I winced. Guys did not, in general, fall for very good girls, any more than girls went for very nice guys. I tried to keep the defensive note out of my voice. “Sometimes I leave shopping carts in the parking lot instead of returning them to their racks.”

An eyebrow went up.

“Sometimes I eat grapes in the produce section. I tell myself it’s to make sure they’re not sour, but after the first eight or ten, I lose credibility. Also, I read magazines I don’t buy.”

“Is all your bad behavior grocery based?”

“I don’t rotate my tires.”

We were flirting. How could we be flirting?

He disengaged the gas nozzle from the Integra with a little flip, sending drops of gasoline flying. It struck me how masculine a gas nozzle is, how feminine a gas tank-how had this escaped my attention my whole life, the sexual nature of pumping gas?
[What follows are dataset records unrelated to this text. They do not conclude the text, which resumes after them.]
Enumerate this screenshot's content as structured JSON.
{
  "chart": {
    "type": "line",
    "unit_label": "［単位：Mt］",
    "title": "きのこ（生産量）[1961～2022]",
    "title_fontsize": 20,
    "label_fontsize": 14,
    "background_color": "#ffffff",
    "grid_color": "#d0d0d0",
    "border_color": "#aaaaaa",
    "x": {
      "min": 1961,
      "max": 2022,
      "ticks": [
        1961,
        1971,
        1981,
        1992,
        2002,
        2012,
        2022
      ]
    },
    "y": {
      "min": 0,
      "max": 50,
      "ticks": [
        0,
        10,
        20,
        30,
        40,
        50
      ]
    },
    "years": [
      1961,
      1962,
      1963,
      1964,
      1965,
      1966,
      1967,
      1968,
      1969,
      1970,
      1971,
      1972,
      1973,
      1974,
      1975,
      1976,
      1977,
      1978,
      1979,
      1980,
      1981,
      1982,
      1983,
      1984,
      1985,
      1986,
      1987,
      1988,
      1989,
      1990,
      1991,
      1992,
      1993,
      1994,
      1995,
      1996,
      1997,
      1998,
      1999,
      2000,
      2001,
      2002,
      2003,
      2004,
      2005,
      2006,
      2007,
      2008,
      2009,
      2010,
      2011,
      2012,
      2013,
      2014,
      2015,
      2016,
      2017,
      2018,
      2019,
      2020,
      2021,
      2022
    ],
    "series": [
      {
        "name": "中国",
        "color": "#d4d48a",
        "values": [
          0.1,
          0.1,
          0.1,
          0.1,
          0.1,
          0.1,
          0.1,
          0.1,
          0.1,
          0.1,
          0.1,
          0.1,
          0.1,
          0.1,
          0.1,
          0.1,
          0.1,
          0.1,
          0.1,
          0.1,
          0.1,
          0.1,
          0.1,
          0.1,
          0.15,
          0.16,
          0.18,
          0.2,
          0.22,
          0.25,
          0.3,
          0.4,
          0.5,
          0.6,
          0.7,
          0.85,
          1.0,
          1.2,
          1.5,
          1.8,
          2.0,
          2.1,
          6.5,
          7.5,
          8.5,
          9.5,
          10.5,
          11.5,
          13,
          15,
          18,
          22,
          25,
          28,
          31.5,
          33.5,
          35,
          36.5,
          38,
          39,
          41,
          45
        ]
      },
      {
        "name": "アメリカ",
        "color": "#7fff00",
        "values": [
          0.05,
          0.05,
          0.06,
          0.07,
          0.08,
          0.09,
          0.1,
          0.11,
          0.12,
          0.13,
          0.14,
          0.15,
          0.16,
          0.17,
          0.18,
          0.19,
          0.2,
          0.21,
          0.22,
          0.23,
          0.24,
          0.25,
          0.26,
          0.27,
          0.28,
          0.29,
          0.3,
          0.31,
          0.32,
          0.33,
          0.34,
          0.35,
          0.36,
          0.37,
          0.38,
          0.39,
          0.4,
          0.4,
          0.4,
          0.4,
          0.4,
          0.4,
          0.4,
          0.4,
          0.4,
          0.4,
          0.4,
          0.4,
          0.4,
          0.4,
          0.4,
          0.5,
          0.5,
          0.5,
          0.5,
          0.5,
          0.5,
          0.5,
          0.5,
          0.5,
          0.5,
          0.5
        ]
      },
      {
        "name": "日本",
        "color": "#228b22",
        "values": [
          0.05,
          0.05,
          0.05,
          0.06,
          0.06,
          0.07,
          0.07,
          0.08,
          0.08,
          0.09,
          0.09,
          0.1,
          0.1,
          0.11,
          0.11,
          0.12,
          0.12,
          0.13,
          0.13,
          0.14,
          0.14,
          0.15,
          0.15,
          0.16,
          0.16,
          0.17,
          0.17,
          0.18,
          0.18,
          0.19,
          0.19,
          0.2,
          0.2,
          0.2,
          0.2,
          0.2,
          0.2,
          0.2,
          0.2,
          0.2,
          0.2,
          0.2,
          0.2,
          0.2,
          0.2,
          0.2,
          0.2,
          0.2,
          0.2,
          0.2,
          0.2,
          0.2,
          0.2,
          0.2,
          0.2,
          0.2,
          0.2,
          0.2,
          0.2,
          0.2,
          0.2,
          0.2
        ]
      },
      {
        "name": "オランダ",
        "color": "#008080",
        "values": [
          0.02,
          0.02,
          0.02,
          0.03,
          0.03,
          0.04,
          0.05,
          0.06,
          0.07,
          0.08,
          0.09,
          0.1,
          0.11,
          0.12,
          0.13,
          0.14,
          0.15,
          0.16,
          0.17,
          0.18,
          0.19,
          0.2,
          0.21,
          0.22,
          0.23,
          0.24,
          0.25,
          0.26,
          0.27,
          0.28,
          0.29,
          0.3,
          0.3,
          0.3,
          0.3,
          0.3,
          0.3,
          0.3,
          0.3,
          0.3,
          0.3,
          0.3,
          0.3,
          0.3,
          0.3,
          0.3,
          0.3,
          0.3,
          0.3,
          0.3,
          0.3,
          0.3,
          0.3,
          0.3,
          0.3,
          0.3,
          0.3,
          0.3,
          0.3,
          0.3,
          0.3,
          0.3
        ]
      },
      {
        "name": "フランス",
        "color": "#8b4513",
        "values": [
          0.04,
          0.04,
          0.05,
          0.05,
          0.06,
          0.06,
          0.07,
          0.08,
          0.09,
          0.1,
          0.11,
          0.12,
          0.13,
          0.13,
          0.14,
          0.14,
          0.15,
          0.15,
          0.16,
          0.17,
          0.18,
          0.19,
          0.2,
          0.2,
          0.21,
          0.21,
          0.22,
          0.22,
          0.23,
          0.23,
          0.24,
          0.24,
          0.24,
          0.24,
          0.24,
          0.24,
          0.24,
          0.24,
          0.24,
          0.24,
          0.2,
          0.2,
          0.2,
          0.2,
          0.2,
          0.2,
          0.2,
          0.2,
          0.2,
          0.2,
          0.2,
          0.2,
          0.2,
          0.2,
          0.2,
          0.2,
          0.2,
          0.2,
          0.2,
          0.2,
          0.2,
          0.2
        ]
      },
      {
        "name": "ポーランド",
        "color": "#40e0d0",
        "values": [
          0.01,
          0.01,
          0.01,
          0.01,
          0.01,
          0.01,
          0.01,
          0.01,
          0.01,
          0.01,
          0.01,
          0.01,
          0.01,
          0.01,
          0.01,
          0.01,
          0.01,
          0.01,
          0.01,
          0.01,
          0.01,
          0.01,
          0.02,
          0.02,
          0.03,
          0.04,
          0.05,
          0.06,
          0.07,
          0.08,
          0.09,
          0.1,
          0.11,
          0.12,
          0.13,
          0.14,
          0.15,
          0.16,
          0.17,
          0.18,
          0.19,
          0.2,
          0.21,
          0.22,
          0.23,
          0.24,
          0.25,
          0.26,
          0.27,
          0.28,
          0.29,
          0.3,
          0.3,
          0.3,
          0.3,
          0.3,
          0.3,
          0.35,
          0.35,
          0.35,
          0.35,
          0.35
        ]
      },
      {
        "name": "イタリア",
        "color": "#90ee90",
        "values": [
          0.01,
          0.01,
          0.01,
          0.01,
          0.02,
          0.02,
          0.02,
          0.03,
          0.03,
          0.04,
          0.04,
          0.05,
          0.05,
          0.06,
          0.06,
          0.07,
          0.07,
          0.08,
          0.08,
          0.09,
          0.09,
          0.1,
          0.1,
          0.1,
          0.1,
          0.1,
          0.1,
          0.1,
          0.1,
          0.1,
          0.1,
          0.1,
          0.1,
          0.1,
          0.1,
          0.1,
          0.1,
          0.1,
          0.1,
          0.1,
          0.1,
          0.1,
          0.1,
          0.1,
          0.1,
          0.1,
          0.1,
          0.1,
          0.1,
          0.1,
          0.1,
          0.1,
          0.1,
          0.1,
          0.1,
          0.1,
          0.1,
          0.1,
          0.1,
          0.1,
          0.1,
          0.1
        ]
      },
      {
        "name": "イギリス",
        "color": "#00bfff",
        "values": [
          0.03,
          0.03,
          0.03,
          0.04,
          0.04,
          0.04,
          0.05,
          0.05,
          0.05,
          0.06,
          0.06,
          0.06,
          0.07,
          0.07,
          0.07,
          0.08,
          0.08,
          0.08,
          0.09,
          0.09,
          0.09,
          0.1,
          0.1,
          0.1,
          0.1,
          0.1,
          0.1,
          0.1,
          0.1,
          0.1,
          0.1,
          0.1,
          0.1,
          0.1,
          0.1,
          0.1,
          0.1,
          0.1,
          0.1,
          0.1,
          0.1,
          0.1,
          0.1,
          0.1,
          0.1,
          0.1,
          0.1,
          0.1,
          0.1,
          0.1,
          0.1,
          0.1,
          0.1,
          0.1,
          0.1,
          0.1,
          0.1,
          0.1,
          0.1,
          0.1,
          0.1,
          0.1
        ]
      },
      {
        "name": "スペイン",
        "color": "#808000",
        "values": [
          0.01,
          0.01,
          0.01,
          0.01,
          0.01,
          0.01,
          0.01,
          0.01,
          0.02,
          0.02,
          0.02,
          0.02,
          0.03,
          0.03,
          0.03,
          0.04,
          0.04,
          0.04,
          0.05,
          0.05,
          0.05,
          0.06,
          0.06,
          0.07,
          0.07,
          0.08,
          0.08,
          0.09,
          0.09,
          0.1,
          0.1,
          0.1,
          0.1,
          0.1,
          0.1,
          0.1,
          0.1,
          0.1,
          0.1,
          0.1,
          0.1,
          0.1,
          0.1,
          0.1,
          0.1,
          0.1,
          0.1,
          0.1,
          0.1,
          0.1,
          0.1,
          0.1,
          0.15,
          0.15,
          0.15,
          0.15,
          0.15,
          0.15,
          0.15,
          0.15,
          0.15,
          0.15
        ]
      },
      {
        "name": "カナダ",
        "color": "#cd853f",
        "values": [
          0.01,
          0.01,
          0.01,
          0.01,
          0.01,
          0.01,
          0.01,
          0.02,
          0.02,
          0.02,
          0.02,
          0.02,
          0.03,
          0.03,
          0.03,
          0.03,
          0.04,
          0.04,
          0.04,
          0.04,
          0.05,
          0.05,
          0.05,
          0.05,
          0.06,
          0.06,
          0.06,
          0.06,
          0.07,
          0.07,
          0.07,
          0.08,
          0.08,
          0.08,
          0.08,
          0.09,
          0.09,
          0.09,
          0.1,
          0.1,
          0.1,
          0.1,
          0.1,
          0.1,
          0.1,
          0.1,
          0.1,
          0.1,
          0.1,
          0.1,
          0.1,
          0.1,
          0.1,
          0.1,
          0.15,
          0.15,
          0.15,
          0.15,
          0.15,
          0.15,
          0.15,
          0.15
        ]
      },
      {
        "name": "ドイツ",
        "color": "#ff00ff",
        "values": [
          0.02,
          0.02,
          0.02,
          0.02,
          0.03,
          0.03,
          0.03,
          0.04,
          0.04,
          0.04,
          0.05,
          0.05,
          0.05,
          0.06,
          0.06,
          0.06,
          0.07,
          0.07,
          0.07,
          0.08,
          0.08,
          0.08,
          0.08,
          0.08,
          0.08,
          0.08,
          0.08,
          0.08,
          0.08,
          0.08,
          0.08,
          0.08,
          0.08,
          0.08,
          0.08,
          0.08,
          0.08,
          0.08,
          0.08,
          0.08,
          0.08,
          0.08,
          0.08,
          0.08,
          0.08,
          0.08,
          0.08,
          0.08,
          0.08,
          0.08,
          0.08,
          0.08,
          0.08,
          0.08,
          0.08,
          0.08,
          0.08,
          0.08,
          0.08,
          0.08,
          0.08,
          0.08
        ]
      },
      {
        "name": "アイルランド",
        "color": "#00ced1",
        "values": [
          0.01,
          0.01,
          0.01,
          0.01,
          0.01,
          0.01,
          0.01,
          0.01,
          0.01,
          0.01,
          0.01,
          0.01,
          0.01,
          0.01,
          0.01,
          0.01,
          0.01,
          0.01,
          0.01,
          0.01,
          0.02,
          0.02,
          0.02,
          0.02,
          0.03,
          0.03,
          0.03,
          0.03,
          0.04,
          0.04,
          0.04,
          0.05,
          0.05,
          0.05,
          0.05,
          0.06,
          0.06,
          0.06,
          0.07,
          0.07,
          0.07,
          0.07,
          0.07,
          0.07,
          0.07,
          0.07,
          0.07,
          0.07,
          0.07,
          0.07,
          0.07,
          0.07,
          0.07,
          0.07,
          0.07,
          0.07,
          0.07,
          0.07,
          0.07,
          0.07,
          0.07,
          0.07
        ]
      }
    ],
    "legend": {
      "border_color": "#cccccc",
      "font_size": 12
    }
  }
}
He pressed a button on the credit card pad, screwed on my gas cap, then took the receipt that popped out of the machine and handed it to me. “Going home?”

“What?” I was completely distracted by the sex act I’d just witnessed.

“Go home. Take Sepulveda; Coldwater’s bad right now, Beverly Glen too. Freeway’s worse.” He went to the driver’s door and opened it.

I just stood, staring.

“Unless,” he said, “you need to stop at the store for a quick crime spree?”

I shook my head, less in response than to disperse the fog of bewilderment. I felt a horizontal gravitational pull toward him. I resisted it.

“Come,” he said.

I stopped resisting. I can’t say why. I got into the car, and he shut the door after me, gently, then leaned down and in.

“Who are you?” I said.

He smiled. That was it. It changed his whole face. “I’ll call you when you’re home,” he said. “Shouldn’t take more than an hour.”

I did not go home. I might’ve had a mental disorder, I might’ve been under the effect of toxic gas fumes, but I’m not a lemming; I don’t just go home because tall, well-dressed strangers with strong opinions about routes tell me to. I went west on Ventura, because that’s the direction my car was facing, coming out of the gas station. When he passed me and speeded up, that metallic sports car weaving in and out of traffic like a movie stunt car, I did a clumsy U-turn and went on with my life.